The thought makes me sad. The words would have are terribly depressing.

“I miss you little brother.” I roll my eyes up in order to keep the tears from falling but they are stinging from the inside. I inhale a shaky breath. “It’s hard to believe you’re not here. I try to do that thing where you pretend the person who died is away at war or something and will return any day. The truth is, you’re not coming back.” My eyebrows feel heavy on my forehead and fall down toward my eyelids. “I have been trying to avoid coming here for so long. It’s like, if I don’t come here, then you’re not really here and none of it happened.”

My hand curls up to feel that familiar burn that has kept me from moving on. Funny thing about it, it doesn’t hurt as much as it did almost a year ago. It’s become a part of me. Something I am learning to tolerate.

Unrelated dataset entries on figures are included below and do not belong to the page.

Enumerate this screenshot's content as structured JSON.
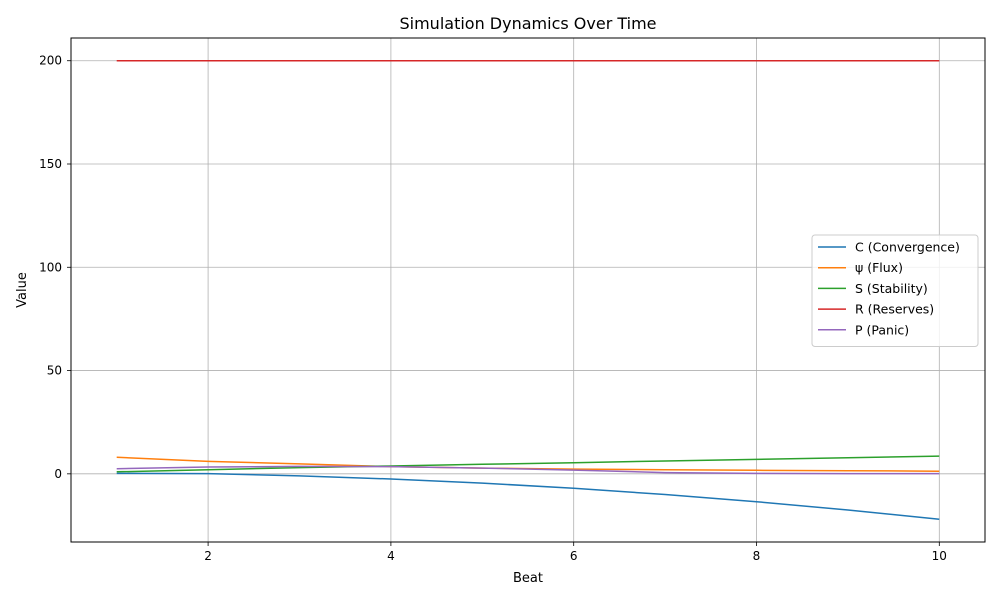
{
  "chart_data": {
    "type": "line",
    "title": "Simulation Dynamics Over Time",
    "xlabel": "Beat",
    "ylabel": "Value",
    "x": [
      1,
      2,
      3,
      4,
      5,
      6,
      7,
      8,
      9,
      10
    ],
    "xlim": [
      0.5,
      10.5
    ],
    "ylim": [
      -33,
      211
    ],
    "xticks": [
      2,
      4,
      6,
      8,
      10
    ],
    "yticks": [
      0,
      50,
      100,
      150,
      200
    ],
    "grid": true,
    "legend_position": "center-right",
    "series": [
      {
        "name": "C (Convergence)",
        "color": "#1f77b4",
        "values": [
          0.2,
          0.1,
          -1.0,
          -2.5,
          -4.5,
          -7.0,
          -10.0,
          -13.5,
          -17.5,
          -22.0
        ]
      },
      {
        "name": "ψ (Flux)",
        "color": "#ff7f0e",
        "values": [
          8.0,
          6.0,
          4.8,
          3.5,
          2.8,
          2.3,
          2.0,
          1.7,
          1.5,
          1.3
        ]
      },
      {
        "name": "S (Stability)",
        "color": "#2ca02c",
        "values": [
          1.0,
          2.0,
          3.0,
          3.8,
          4.6,
          5.4,
          6.2,
          7.0,
          7.8,
          8.6
        ]
      },
      {
        "name": "R (Reserves)",
        "color": "#d62728",
        "values": [
          200,
          200,
          200,
          200,
          200,
          200,
          200,
          200,
          200,
          200
        ]
      },
      {
        "name": "P (Panic)",
        "color": "#9467bd",
        "values": [
          2.5,
          3.3,
          3.6,
          3.5,
          2.8,
          1.8,
          0.6,
          0.2,
          0.1,
          0.1
        ]
      }
    ]
  }
}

“Everyone thinks my depression was from losing my ability to play the violin. As if losing you wasn’t enough, it was the music that sent me over the edge.” I shake my head at the though. “Fuck the violin.” I say it again louder. “Fuck. The. Violin.

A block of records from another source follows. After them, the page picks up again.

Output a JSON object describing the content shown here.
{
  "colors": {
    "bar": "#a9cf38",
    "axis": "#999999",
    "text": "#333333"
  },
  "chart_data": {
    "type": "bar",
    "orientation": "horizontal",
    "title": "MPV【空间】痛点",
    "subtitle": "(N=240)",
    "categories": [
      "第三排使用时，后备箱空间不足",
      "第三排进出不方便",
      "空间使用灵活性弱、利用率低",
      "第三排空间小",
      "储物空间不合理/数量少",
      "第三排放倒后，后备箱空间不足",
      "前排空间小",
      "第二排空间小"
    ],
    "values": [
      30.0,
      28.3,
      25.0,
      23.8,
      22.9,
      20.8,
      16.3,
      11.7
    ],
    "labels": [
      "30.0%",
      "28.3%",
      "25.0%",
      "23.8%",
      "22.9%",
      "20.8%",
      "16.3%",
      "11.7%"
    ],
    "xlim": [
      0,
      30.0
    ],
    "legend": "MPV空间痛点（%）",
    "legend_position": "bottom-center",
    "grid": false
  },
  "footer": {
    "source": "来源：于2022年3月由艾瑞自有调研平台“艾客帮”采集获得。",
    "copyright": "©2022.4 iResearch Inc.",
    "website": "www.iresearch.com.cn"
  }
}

“If God gave me a choice that night and told me it was your life or my entire arm, I would have said, take the arm. Hell, I would have said take my life! It was never about the damn violin. It wasn’t about my f*cking career. It was about you. It was always you.”

My heart is beating rapidly and my body shivers, not from the cold but from the nerves of the feelings in my blood, running through my veins.

“For so long I’ve been wallowing, pretending I was depressed about my damned hand when I really couldn’t care less. I just want you back. That’s right, Luke, I want you back and I have been too scared to say it out loud.”

Large, fat tears run down my face as I break down in front of a piece of stone. The ground beneath my knees is cold and the air against my wet cheeks is freezing but it doesn’t matter. I am crying for my brother. Crying for the life he lost. Crying for the future he’ll never have. Crying for the dreams he’ll never see.